Q. So today we’re going to clear up some confusing terminology that’s actually very important for investors to understand: the difference between RICs and RICs.
A. Yes! Regulated Investment Companies versus Registered Investment Companies.
Confusingly similar, and additionally confusing because they overlap in practice an awful lot.
Q. Alright, let’s start with “regulated”. What are these?
A. This is a tax term, not an SEC term. The idea is to allow pooled investment vehicles to escape corporate tax. So there are a bunch of rules designed to make sure the entity is not pursing an active trade or business, and is operating as a passive investment vehicle. So: there are various requirements concerning diversification of investments, and also distribution of profits out to the investors.
Q. And so what is the consequence of meeting these rules?

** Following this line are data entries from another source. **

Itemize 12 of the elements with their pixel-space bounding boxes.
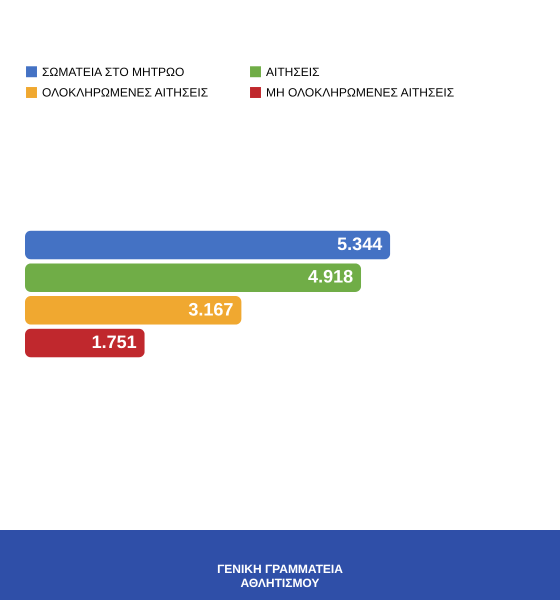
- bar: [25, 296, 242, 325]
- legend-label: ΟΛΟΚΛΗΡΩΜΕΝΕΣ ΑΙΤΗΣΕΙΣ: [42, 86, 208, 100]
- bar: [25, 263, 362, 292]
- bar: [25, 230, 390, 260]
- data-label: 3.167: [188, 299, 234, 320]
- legend-label: ΣΩΜΑΤΕΙΑ ΣΤΟ ΜΗΤΡΩΟ: [42, 64, 184, 79]
- data-label: 5.344: [337, 234, 382, 254]
- legend-label: ΜΗ ΟΛΟΚΛΗΡΩΜΕΝΕΣ ΑΙΤΗΣΕΙΣ: [266, 86, 454, 100]
- data-label: 1.751: [92, 332, 137, 352]
- data-label: 4.918: [308, 266, 354, 287]
- legend-label: ΑΙΤΗΣΕΙΣ: [266, 64, 320, 79]
- text: ΓΕΝΙΚΗ ΓΡΑΜΜΑΤΕΙΑ ΑΘΛΗΤΙΣΜΟΥ: [216, 562, 344, 590]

A. The entity does not have to pay entity level tax. For example, a mutual fund does not have to pay capital gains tax — at the mutual fund level– when it sells a stock at a profit. REITS, ETFs, UITs are other examples.
Q. OK, got it. That’s a “regulated” investment company. What’s a “registered” investment company?
A. That’s an entity that is engaged in investing on behalf of others, and is registered with the SEC. These might also be “regulated” — and qualify for those tax benefits– but don’t have to be.
Q. But not all investment companies have to register…
A. Nope. “Private” investment companies– like traditional hedge funds– can fall within exceptions to the rules, and not have to “register”. Also, firms that invest in things that are not “securities”– like art– are not investment companies that have to register.
Q. So, “regulated” is the tax term, and “registered” is the SEC term.
A. Right. So, whether a fund is a “regulated” investment company or not, “registration” means it reports to the SEC and therefore has higher levels of investor protections.